Таким образом, отсутствие самостоятельности в суждениях и взглядах, вечное недовольство в глубине души, вялость и нерешительность в действиях, недостаток силы воли, чтобы противиться посторонним влияниям, вообще обезличение, а вследствие этого легкомыслие и подлость, недостаток твердого и ясного сознания своего долга и невозможность внести в жизнь что-либо новое, более совершенное, отличное от прежде установленных порядков, – вот дары, которыми безусловное повиновение при воспитании наделяет человека, отпуская его на жизненную борьбу!.. И с такими-то качествами человек должен ратовать за свои убеждения против целого общества, и он, привыкший жить чужим умом, действовать по чужой воле, он должен вдруг поставить себя меркою для целого общества, должен сказать: вы ошибаетесь, я прав; вы делаете дурно, а вот как нужно делать хорошо!.. Да где же он возьмет столько силы? Во имя чего будет он бороться? Неужели во имя авторитета своих наставников, которые до сих пор управляли его жизнью и понятиями? Да кто же, наконец, дал ему право на это? Собственно говоря, его отношения и теперь нисколько не изменились: до сих пор были подчиненные отношения в воспитании и обучении, теперь настали точно такие же отношения в службе и общежитии. Какая же голова может переварить такое умозаключение: вот черта – пятнадцать, двадцать лет, – до которой ведут тебя, заставляя беспрекословно и безусловно слушаться других; это делается для того, собственно, чтобы, перешедши через эту черту, ты умел бороться с другими. Гораздо естественнее заключить, что и в последующей жизни человек должен вести себя именно так, как до сих пор заставляли его.

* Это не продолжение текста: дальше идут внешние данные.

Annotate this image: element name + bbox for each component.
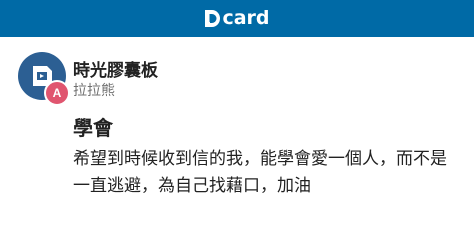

Все эти соображения имеют в виду, разумеется, совершенный успех системы безусловного повиновения. Но есть натуры, с которыми подобная система никак не может удаться. Это натуры гордые, сильные, энергические. Получая нормальное, свободное развитие, они высоко поднимаются над толпою и изумляют мир богатством и громадностью своих духовных сил. Эти люди совершают великие дела, становятся благодетелями человечества. Но, задержанные в своем самобытном развитии, сжатые пошлою рутиною, узкими понятиями какого-нибудь весьма ограниченного наставника, не имея простора для размаха своих крыльев, а принужденные брести тесной тропинкой, которая воспитателю кажется совершенно удобной и приличной, эти люди или впадают в апатичное бездействие, становясь лишними на белом свете, или делаются ярыми, слепыми противниками именно тех начал, по которым их воспитывали. Тогда они становятся несчастными сами и страшны для общества, которое принуждено гнать их от себя. Самый яркий пример подобного оборота дела представляет Вольтер, воспитанный в благочестивых, основанных на строгом, мертвом повиновении правилах иезуитских школ. Один раз дошедши до убеждения в неправости своего учителя, подобный ученик уже не останавливается… Да и что могло бы остановить его? И хорошее и дурное, и ложное и справедливое у него перемешано в приказаниях безусловных и представляется ему под одной призмой стеснения его личности. Нравственное чувство в нем не развито, ум не приучен к спокойному, медленному обсуживанию своих действий; все, что он знает и чему верит, вбито ему в голову насильно, без всякого участия его собственной воли и чувства. Поэтому весь внутренний мир, как развитый им не от себя, а навязанный извне, представляется ему чем-то чуждым, внешним, и весь разом, без большого труда, опрокидывается, особенно если при этом вмешается еще какое-нибудь влияние, совершенно противоположное влиянию воспитателей. В ожесточении против угнетавших его он развивает в себе дух противоречия и становится противником уже не злоупотреблений только, а самых начал, принятых в обществе. Разумеется, его ждет скорая гибель или жизнь, полная скорбного недовольства самим собою и людьми, пропадающая в бесплодных исканиях, с неуменьем остановиться на чем-нибудь. И сколько благородных, даровитых натур сгибло таким образом жертвою учительской указки, иногда с жалобным шумом, а чаще просто в безмолвном озлоблении против мира, без шума, без следа.

Перейти на страницу:

Похожие книги

1993. Расстрел «Белого дома»
1993. Расстрел «Белого дома»

Исполнилось 15 лет одной из самых страшных трагедий в новейшей истории России. 15 лет назад был расстрелян «Белый дом»…За минувшие годы о кровавом октябре 1993-го написаны целые библиотеки. Жаркие споры об истоках и причинах трагедии не стихают до сих пор. До сих пор сводят счеты люди, стоявшие по разные стороны баррикад, — те, кто защищал «Белый дом», и те, кто его расстреливал. Вспоминают, проклинают, оправдываются, лукавят, говорят об одном, намеренно умалчивают о другом… В этой разноголосице взаимоисключающих оценок и мнений тонут главные вопросы: на чьей стороне была тогда правда? кто поставил Россию на грань новой гражданской войны? считать ли октябрьские события «коммуно-фашистским мятежом», стихийным народным восстанием или заранее спланированной провокацией? можно ли было избежать кровопролития?Эта книга — ПЕРВОЕ ИСТОРИЧЕСКОЕ ИССЛЕДОВАНИЕ трагедии 1993 года. Изучив все доступные материалы, перепроверив показания участников и очевидцев, автор не только подробно, по часам и минутам, восстанавливает ход событий, но и дает глубокий анализ причин трагедии, вскрывает тайные пружины роковых решений и приходит к сенсационным выводам…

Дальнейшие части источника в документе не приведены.